Dasha Kennedy


“Broke Black Girl” is both a description of Dasha as a young single mother – her pre-TCG identity—and the name she gave to the caring online community she pioneered to help other broke black women to escape financial ruin. 

The story of her 20s is painfully common among women of color.  At 19, she went to work in a company’s mail room for less than $7 an hour. When she left six years later, she was only earning $11 an hour. By then, she had two baby boys and was the main breadwinner living with a then-husband who worked only sporadically and was paying child support for two other children. 

She left the guy in 2014, once she was able to get a job with an insurance company that paid decently --$18.07/ hr. Once the divorce was final, he defaulted on child support.  

By making good numbers, she earned bonuses that added up to $40,000 a year. Her sons were able to go to a free charter school and live in a pleasant neighborhood in South City, St. Louis.  

But now she was earning too much to get any benefits from the state. She began falling behind. Her car was repossessed. To get her babies to day care before work, she had to dress them in their sleep at four am and run for the bus with one on her hip.  Every day, she was afraid she wouldn’t make it. 

Then one day she broke her foot.  She couldn’t go back to work.  In no time, she was broke in every way— physically, financially, spiritually. What saved her were three things:  her will to survive, her willingness to make the shameful admission that she was broke, and social media.  

 “Social media gave me a free platform to research how to make a budget and restore my credit. Social media is the best thing about our generation. I cut back on groceries, buying clothes, stopped spending $5 a day on Starbucks— it’s the small leaks that do the damage.”  

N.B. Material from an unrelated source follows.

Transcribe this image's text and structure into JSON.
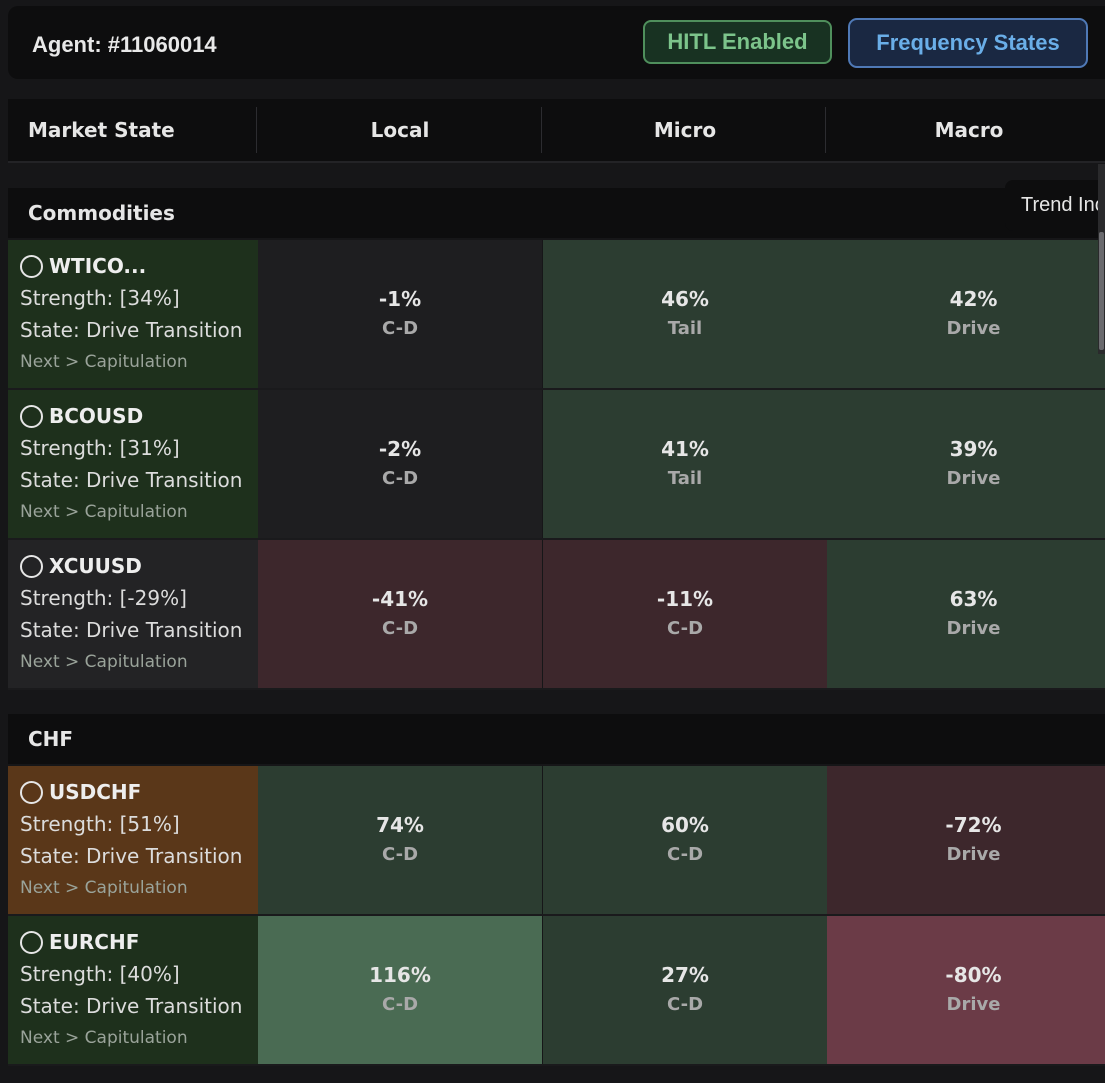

The favorite part of her financial rehabilitation was learning how to use a crockpot to make a $5 meal. She’d buy a bag of potatoes for $2, a whole chicken for $8, season it up and by the time she came home from work, the family had a full dinner. And the next night, the chicken was dressed up with rice and barbecue sauce, and became sliders.  

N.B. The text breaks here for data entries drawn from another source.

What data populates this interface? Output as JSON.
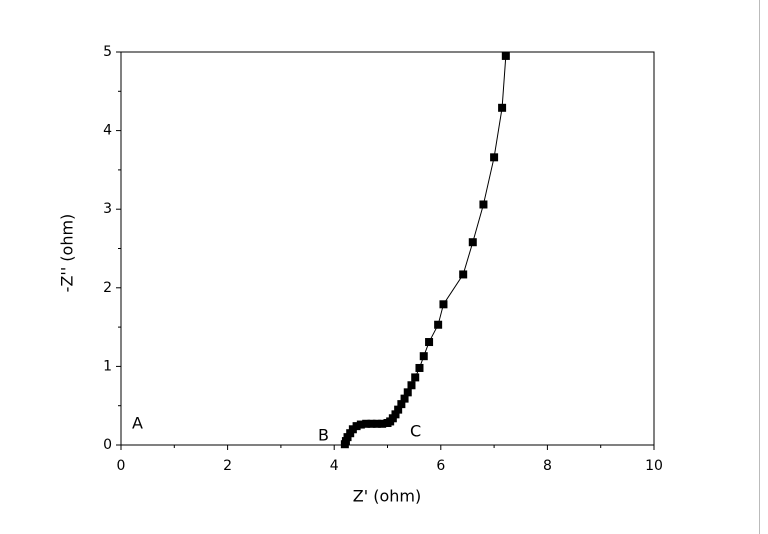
{
  "chart_data": {
    "type": "line",
    "xlabel": "Z' (ohm)",
    "ylabel": "-Z'' (ohm)",
    "x": [
      4.2,
      4.22,
      4.25,
      4.3,
      4.35,
      4.42,
      4.5,
      4.6,
      4.7,
      4.8,
      4.9,
      5.0,
      5.05,
      5.1,
      5.15,
      5.2,
      5.26,
      5.32,
      5.38,
      5.45,
      5.52,
      5.6,
      5.68,
      5.78,
      5.95,
      6.05,
      6.42,
      6.6,
      6.8,
      7.0,
      7.15,
      7.22
    ],
    "series": [
      {
        "color": "#000000",
        "values": [
          0.01,
          0.05,
          0.1,
          0.15,
          0.2,
          0.24,
          0.26,
          0.27,
          0.27,
          0.27,
          0.27,
          0.28,
          0.3,
          0.34,
          0.39,
          0.45,
          0.52,
          0.59,
          0.67,
          0.76,
          0.86,
          0.98,
          1.13,
          1.31,
          1.53,
          1.79,
          2.17,
          2.58,
          3.06,
          3.66,
          4.29,
          4.95
        ]
      }
    ],
    "xlim": [
      0,
      10
    ],
    "ylim": [
      0,
      5
    ],
    "xticks": [
      0,
      2,
      4,
      6,
      8,
      10
    ],
    "yticks": [
      0,
      1,
      2,
      3,
      4,
      5
    ],
    "annotations": [
      "A",
      "B",
      "C"
    ]
  }
}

Best of all, she turned her newfound knowledge into a Facebook group, where she admitted struggling financially. “Everyone wants to appear that they’re rich and famous or at least, that they’re doing just fine.” 

That’s why “Broke Black Girls” attracted her friends, and their friends, and eventually 50,000 Broke Black Females as members of a group that started only in November 2017.  

Many of these women have lost jobs and couldn’t afford necessities. Some have a police record, others admit to suffering from depression. Dasha introduces members to others in the same locale so they can share support and experiences. Dasha makes no money from her Facebook group. But she will consult with a member for $50, looking at their bank statements and suggesting a budget. It also brings her bookings for speaking engagements and paid partnerships with financial service providers from which she takes a percentage.  

To celebrate all the hard work, 52 members of the FB group joined Dasha on a cruise to the Bahamas for a week. 

Her advice reaches women from 32 states and 68 countries. 

As a 30-year-old Millennial, Dasha has already become a prominent social media influencer.  

But more precious to her was a comment by her son.

One day they were listening to a song “dedicated to every woman who thought she wasn’t going to make it.” Her youngest boy, Camryn, said, “I remember one day you were crying and you didn’t think you could make the bus, but you made it!” 

“And that was the sweetest thing I ever heard,” Dasha told me. “He was eight.”